A signed photograph of famous Taiwanese actress Brigitte Lin from the 1970s guards the entrance of Chenmiji.
Probably due to spatial restrictions, most items at Chenmiji are small.
Displayed on the ledge against the shop window include vintage board games and pencil sharpeners from the 1960s and 1970s.
Apart from vintage stationery, games, and household items, Chenmiji also offers a selection of vintage books.
It is amazing to see such a cozy and personal space emerges in the middle of a hidden alleyway.
Tuck in a side alleyway off Shing Wong Street stands a traditional barber shop. With only two seats, the old-school barber shop has become an one of the kind in the neighborhood.
East of Shing Wong Street between Staunton Street and Hollywood Road stands the former Police Married Quarters (PMQ), a listed historical building converted into a mixed-use art and design centre. It stands on the former site of Queen’s College, the city’s largest building complex during late 19th century. Before erection of the Queen’s College, Shing Wong Temple, the earliest temple in the Victoria city, occupied the very same site in mid 19th century.

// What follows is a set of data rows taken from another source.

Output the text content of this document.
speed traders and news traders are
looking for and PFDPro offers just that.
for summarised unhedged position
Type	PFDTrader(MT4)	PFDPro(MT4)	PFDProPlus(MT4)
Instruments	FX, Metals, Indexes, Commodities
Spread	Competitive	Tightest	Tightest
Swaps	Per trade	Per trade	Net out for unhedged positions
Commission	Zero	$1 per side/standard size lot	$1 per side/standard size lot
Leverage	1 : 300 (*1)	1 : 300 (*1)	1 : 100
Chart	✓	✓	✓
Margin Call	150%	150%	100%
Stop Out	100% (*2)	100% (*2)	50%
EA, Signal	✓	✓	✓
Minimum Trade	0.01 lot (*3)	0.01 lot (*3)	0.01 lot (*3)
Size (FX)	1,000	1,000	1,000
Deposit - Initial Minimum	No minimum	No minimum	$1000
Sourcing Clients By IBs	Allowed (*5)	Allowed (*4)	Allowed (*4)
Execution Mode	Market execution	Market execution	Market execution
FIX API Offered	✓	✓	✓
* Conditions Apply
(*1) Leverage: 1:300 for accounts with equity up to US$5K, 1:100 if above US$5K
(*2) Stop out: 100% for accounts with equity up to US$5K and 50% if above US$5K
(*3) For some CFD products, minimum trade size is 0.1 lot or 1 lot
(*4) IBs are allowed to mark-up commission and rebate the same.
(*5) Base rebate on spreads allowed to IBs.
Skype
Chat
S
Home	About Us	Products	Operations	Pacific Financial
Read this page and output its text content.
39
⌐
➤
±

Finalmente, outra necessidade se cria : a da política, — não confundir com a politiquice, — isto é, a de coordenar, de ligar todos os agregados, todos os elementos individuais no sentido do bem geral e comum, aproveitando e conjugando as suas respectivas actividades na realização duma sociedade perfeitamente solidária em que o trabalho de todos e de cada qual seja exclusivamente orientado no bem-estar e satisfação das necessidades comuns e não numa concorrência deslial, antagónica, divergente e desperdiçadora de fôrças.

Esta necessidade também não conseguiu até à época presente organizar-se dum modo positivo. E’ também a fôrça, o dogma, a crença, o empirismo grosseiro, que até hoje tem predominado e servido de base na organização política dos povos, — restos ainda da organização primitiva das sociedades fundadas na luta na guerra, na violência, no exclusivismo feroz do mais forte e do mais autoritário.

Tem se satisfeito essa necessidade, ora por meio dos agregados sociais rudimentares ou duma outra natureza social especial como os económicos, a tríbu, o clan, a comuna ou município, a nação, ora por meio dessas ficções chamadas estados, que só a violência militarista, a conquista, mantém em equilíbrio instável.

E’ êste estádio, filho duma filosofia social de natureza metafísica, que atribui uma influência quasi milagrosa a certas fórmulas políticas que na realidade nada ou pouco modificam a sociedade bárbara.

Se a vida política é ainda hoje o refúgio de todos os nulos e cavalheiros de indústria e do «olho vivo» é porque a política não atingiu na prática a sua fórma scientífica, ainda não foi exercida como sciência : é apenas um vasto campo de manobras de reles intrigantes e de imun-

Shing Wong Street (城皇街) is the central axis of an old neighborhood known as Thirty Houses (卅間), a battleground between the profit making Urban Renewal Authority and the local community who is fighting for the conservation of historical buildings in the area.
In recent years, the vintage shop You Wu Studio (遊誤工房) has become a focal point in the neighborhood.
According to their website, “You Wu Studio provides a place for fun. People are able to re-create their own space here: organize exhibitions, workshops, or just come and taste our tea, read books and enjoy life.” Shing Wong Street has become a stepped piazza where the community would gather and interact outside the shopfront of You Yu Studio.
A few steps further up from You Wu Studio, another landing is often used as an outdoor patio for the two adjacent cafes.